Volví a pararme en el centro. Esta vez, lo miré con furia. Con una furia enorme, con una ira casi incontrolable. Le reclamaba, con la cabeza apuntando hacia arriba, como mirando directamente a sus ramas, a su copa. “mirá lo que me hiciste. Si te pensás que te vas a salir con la tuya, estás muy equivocado. Voy a pasar por ese espacio entre vos y la zanja, por donde apenas entra la bicicleta, así como lo hace mi hermano, aunque pierda todos los dientes de la boca. Espero me hayas entendido. Porque no lo voy a volver a repetir. Lo voy a intentar de nuevo, y de nuevo, y de nuevo, hasta que me salga”. Y así lo hice. Pero esta vez, con una táctica diferente.

Era otro de esos días de verano. El sol iluminaba todo el resto del patio, en donde él no llegaba, claro está. Empecé andando desde la puerta de la casa. A medida que incrementaba la velocidad, el viento se empezaba a sentir.

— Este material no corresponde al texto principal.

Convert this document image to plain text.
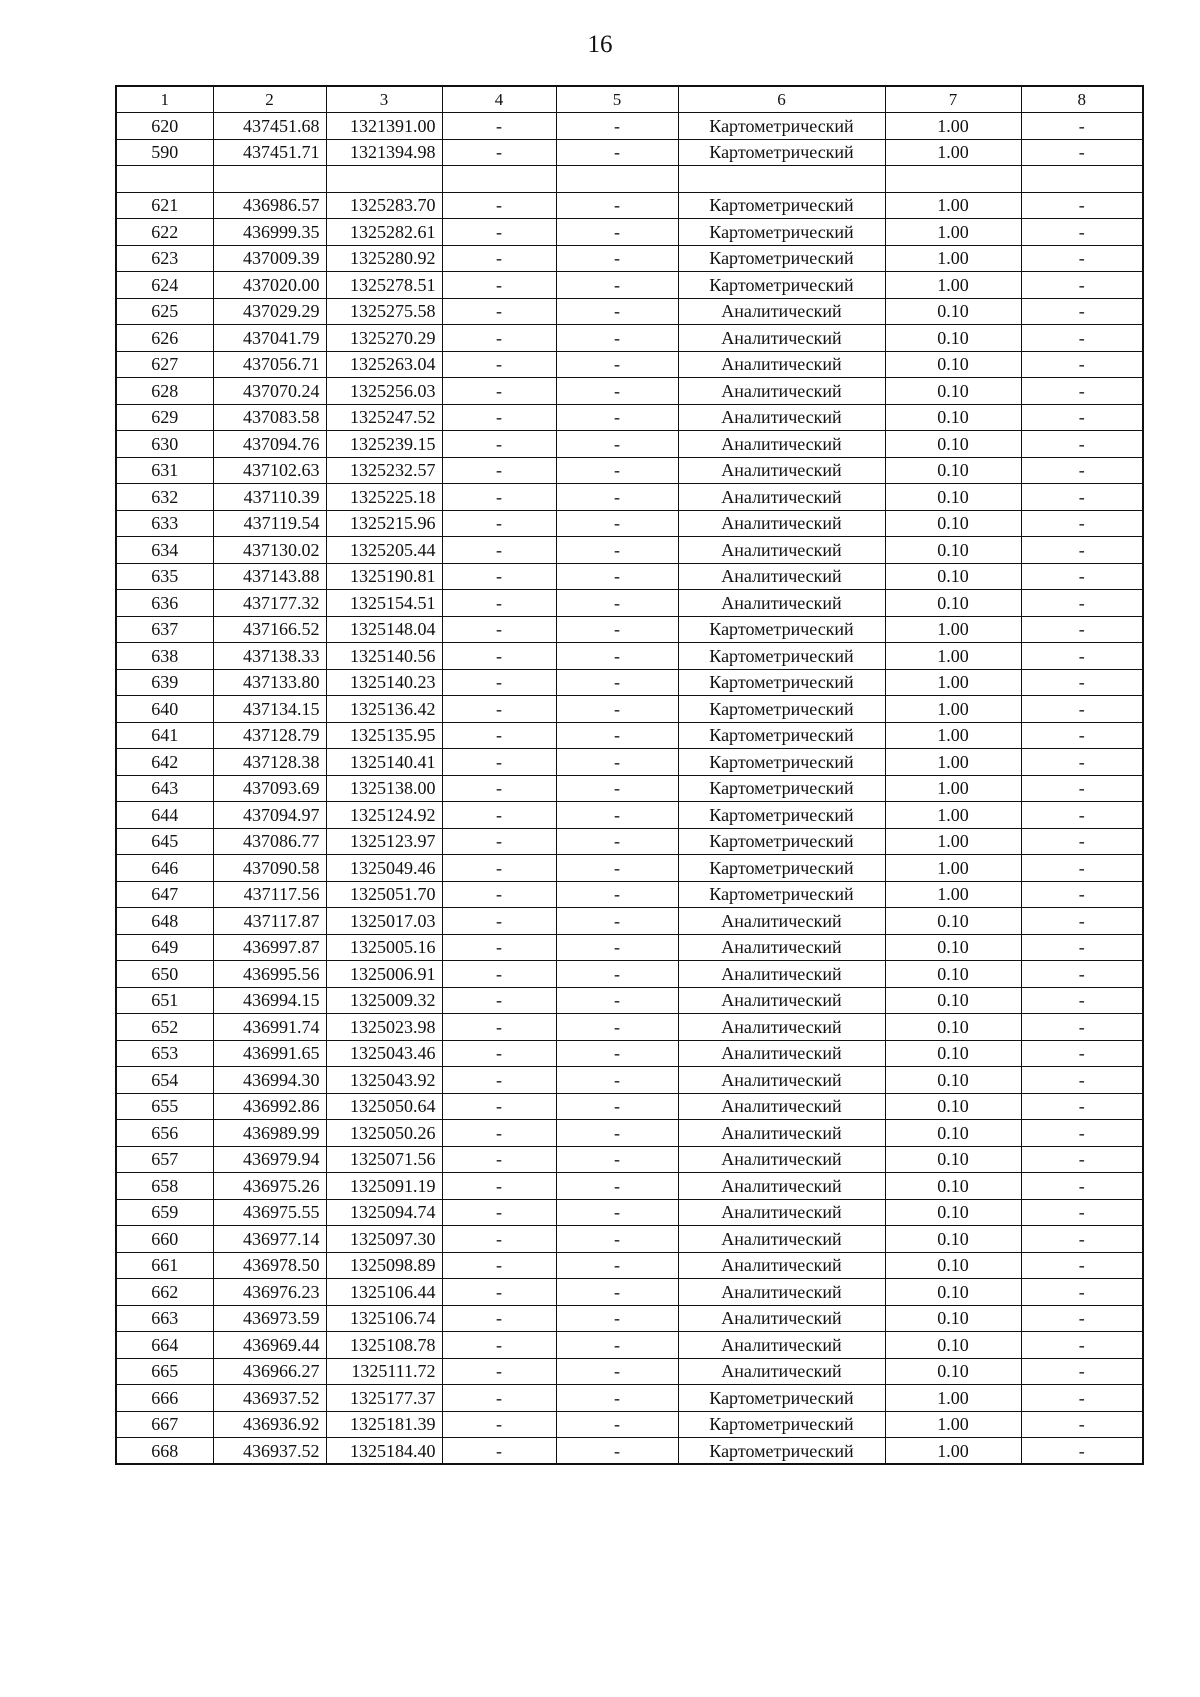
16
1	2	3	4	5	6	7	8
620	437451.68	1321391.00	-	-	Картометрический	1.00	-
590	437451.71	1321394.98	-	-	Картометрический	1.00	-

621	436986.57	1325283.70	-	-	Картометрический	1.00	-
622	436999.35	1325282.61	-	-	Картометрический	1.00	-
623	437009.39	1325280.92	-	-	Картометрический	1.00	-
624	437020.00	1325278.51	-	-	Картометрический	1.00	-
625	437029.29	1325275.58	-	-	Аналитический	0.10	-
626	437041.79	1325270.29	-	-	Аналитический	0.10	-
627	437056.71	1325263.04	-	-	Аналитический	0.10	-
628	437070.24	1325256.03	-	-	Аналитический	0.10	-
629	437083.58	1325247.52	-	-	Аналитический	0.10	-
630	437094.76	1325239.15	-	-	Аналитический	0.10	-
631	437102.63	1325232.57	-	-	Аналитический	0.10	-
632	437110.39	1325225.18	-	-	Аналитический	0.10	-
633	437119.54	1325215.96	-	-	Аналитический	0.10	-
634	437130.02	1325205.44	-	-	Аналитический	0.10	-
635	437143.88	1325190.81	-	-	Аналитический	0.10	-
636	437177.32	1325154.51	-	-	Аналитический	0.10	-
637	437166.52	1325148.04	-	-	Картометрический	1.00	-
638	437138.33	1325140.56	-	-	Картометрический	1.00	-
639	437133.80	1325140.23	-	-	Картометрический	1.00	-
640	437134.15	1325136.42	-	-	Картометрический	1.00	-
641	437128.79	1325135.95	-	-	Картометрический	1.00	-
642	437128.38	1325140.41	-	-	Картометрический	1.00	-
643	437093.69	1325138.00	-	-	Картометрический	1.00	-
644	437094.97	1325124.92	-	-	Картометрический	1.00	-
645	437086.77	1325123.97	-	-	Картометрический	1.00	-
646	437090.58	1325049.46	-	-	Картометрический	1.00	-
647	437117.56	1325051.70	-	-	Картометрический	1.00	-
648	437117.87	1325017.03	-	-	Аналитический	0.10	-
649	436997.87	1325005.16	-	-	Аналитический	0.10	-
650	436995.56	1325006.91	-	-	Аналитический	0.10	-
651	436994.15	1325009.32	-	-	Аналитический	0.10	-
652	436991.74	1325023.98	-	-	Аналитический	0.10	-
653	436991.65	1325043.46	-	-	Аналитический	0.10	-
654	436994.30	1325043.92	-	-	Аналитический	0.10	-
655	436992.86	1325050.64	-	-	Аналитический	0.10	-
656	436989.99	1325050.26	-	-	Аналитический	0.10	-
657	436979.94	1325071.56	-	-	Аналитический	0.10	-
658	436975.26	1325091.19	-	-	Аналитический	0.10	-
659	436975.55	1325094.74	-	-	Аналитический	0.10	-
660	436977.14	1325097.30	-	-	Аналитический	0.10	-
661	436978.50	1325098.89	-	-	Аналитический	0.10	-
662	436976.23	1325106.44	-	-	Аналитический	0.10	-
663	436973.59	1325106.74	-	-	Аналитический	0.10	-
664	436969.44	1325108.78	-	-	Аналитический	0.10	-
665	436966.27	1325111.72	-	-	Аналитический	0.10	-
666	436937.52	1325177.37	-	-	Картометрический	1.00	-
667	436936.92	1325181.39	-	-	Картометрический	1.00	-
668	436937.52	1325184.40	-	-	Картометрический	1.00	-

Un viento cálido y frío a la vez. Un viento que intentaba llevarme hacia atrás, aunque yo quisiera ir hacia adelante. Entré bajo el campo que cubría su sombra. Llegué hasta el centro del patio, pero seguí, sin doblar, ni detenerme. Casi cuando estaba llegando al portón, di la vuelta hacia la izquierda. De a poco, fui doblando la bici, inclinándola hacia la derecha, porque quería entrar desde ahí, directamente a ese pequeño espacio, entre el monstruo y la zanja. Y esta vez, lo logré. Pasé derecho por ese costado, continué entre la pileta y la zanja, y llegué de nuevo al principio. Doblé a la izquierda, y volví a empezar. En esta ocasión, entré por la galería. Subí la montañita de tierra, y doblé a la izquierda, para salir al centro. La incliné un poquito a la derecha, para no chocar al árbol de frente nuevamente, y fui directo para doblar a la izquierda, y al fin, rodear el árbol, pasando entre él y la zanja.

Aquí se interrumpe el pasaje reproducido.